The pleasure of strolling through a bookstore has been spooned to me since I was very young. I remember the days when I could choose a book to buy before we would go on vacation to the dutch seaside. It was so thrilling to let my eyes wander through the two bookshelves that our local bookstore, basically a shop were you could buy newspapers and magazines, and decide on this vacation’s pick.
My life improved considerably when I was 16. My mother decided that it was a good age to start to live a little more responsibly, and she decided I could have a monthly allowance to spend on cloths. I decided to stretch the meaning of that term. One could buy trousers and jumpers, but one also could buy books. They covered your brain with new layers. I couldn’t care less that my jeans had holes and me and a friend of mine distinguished ourselves from our mates buy wearing the old shirts from our fathers. We would ask our mothers to take the collar off. Cool, we thought, and cheap.
This was the start of my book collection.

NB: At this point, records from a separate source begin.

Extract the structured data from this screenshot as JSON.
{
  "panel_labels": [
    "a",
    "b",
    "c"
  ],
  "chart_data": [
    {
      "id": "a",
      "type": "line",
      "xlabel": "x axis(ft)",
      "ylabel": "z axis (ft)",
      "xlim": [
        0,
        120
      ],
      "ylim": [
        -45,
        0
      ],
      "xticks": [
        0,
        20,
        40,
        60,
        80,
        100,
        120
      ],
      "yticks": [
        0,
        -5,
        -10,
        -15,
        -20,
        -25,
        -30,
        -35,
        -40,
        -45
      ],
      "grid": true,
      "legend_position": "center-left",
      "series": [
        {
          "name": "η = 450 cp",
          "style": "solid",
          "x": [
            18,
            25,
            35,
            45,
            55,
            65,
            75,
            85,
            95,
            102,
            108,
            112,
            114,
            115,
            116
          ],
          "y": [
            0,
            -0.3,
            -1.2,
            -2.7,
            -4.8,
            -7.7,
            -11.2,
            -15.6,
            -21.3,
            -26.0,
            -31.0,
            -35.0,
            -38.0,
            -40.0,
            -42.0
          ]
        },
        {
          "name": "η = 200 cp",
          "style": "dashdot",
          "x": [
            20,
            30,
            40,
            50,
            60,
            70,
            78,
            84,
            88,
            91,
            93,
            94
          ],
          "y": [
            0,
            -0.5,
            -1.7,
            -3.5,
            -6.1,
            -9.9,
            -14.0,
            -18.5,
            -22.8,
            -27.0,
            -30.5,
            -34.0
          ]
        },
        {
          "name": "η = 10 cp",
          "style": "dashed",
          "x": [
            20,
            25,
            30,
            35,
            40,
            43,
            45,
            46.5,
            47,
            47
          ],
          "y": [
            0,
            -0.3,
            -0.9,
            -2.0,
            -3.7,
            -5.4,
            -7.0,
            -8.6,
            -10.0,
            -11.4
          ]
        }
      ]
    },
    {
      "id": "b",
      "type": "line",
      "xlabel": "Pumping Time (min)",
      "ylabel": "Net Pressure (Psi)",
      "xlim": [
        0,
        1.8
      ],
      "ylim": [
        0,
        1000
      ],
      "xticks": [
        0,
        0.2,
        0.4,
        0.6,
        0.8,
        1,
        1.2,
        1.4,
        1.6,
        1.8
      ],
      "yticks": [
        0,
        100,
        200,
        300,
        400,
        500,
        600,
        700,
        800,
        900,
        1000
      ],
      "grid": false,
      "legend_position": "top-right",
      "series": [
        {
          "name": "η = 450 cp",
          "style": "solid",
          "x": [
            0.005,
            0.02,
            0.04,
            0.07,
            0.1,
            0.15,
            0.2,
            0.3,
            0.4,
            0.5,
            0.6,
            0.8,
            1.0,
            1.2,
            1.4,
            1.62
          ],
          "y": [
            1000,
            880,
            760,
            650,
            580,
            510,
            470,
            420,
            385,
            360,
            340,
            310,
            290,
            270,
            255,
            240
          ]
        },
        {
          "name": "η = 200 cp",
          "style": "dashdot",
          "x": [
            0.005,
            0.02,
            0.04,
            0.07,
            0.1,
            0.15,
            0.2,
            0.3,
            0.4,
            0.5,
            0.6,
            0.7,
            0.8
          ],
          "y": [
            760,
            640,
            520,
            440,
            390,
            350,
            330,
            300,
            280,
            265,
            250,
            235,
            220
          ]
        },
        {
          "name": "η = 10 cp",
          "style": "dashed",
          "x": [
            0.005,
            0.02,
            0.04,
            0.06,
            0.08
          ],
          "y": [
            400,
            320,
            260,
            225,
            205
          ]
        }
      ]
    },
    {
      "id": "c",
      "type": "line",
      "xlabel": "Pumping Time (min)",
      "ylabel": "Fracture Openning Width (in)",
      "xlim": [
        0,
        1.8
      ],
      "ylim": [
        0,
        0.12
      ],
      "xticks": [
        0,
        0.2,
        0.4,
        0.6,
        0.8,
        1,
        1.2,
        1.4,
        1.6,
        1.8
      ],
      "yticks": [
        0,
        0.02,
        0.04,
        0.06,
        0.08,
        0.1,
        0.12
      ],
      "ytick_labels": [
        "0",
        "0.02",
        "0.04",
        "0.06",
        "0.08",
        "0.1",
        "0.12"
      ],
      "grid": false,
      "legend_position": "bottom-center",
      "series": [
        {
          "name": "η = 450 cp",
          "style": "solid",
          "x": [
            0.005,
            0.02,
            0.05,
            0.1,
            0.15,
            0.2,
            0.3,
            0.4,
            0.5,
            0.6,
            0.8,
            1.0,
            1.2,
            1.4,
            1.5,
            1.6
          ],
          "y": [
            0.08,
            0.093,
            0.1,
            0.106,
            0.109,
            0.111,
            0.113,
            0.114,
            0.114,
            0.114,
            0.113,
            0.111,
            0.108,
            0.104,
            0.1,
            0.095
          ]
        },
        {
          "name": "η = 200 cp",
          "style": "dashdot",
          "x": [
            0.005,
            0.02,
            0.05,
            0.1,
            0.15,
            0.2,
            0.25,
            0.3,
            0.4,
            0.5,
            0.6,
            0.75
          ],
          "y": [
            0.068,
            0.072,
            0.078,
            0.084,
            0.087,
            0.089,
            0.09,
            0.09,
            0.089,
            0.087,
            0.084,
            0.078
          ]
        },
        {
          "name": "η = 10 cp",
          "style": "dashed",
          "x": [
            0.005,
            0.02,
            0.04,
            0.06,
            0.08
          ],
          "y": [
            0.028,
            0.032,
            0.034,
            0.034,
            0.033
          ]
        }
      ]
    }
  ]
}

Buying books was one, reading them something else. My parents had the idea that one should do homework for one and a half hours every day. I thought that was insane. We struggled for years and years about this subject. These struggles ended when I started to read a lot again after I was about 114/15. My parents thought I was doing homework, while I just gulped in novel after novel. These were the days when I would time myself. I focused so much I could read 60 pages an hour. That would mean that on some days I would start and finish the same book. Everybody was happy.
I was no stranger to reading or to like to collect books in our house. My father had studied classics. When he studied in the late fifties and early sixties, he was given a bourse that could be used for buying books. Which is just what he did. By the time he married there were thousands of them. I remember myself as a little boy, being impressed by all those books. I loved to glance through them. I loved the old books with greek texts and french annotations. I couldn’t read any of it, but I must have sensed they were published beautifully. When I am talking about this I remember exactly how my new found reading hunger started. With reading all the Bond stories by Ian Fleming my dad owned in Bruna pockets. I loved the covers as much as the stories.
I’ve always spend a (too) large amount of my disposable income on buying books. Should and could have been more sensible, but was very happy with this kind of wasting money. I’ve missed being around them, my books, these past months. Like I really was unsettled by the fact that most of my books were in storage in the half year before we left on vacation.
It is terribly pleasing though, to spend some time in a house with an exquisite library. Paul, the owner of this house, must have most of his own library in his regular house in Amsterdam, but the walls are filled with shelves and shelves of books from several generations of his family. And what an erudite family it is. Virginia Woolf, Albert Camus and Thomas Mann, all in their own languages. Just being around these books lifts me up. It almost makes me feel like I’m at home. Almost.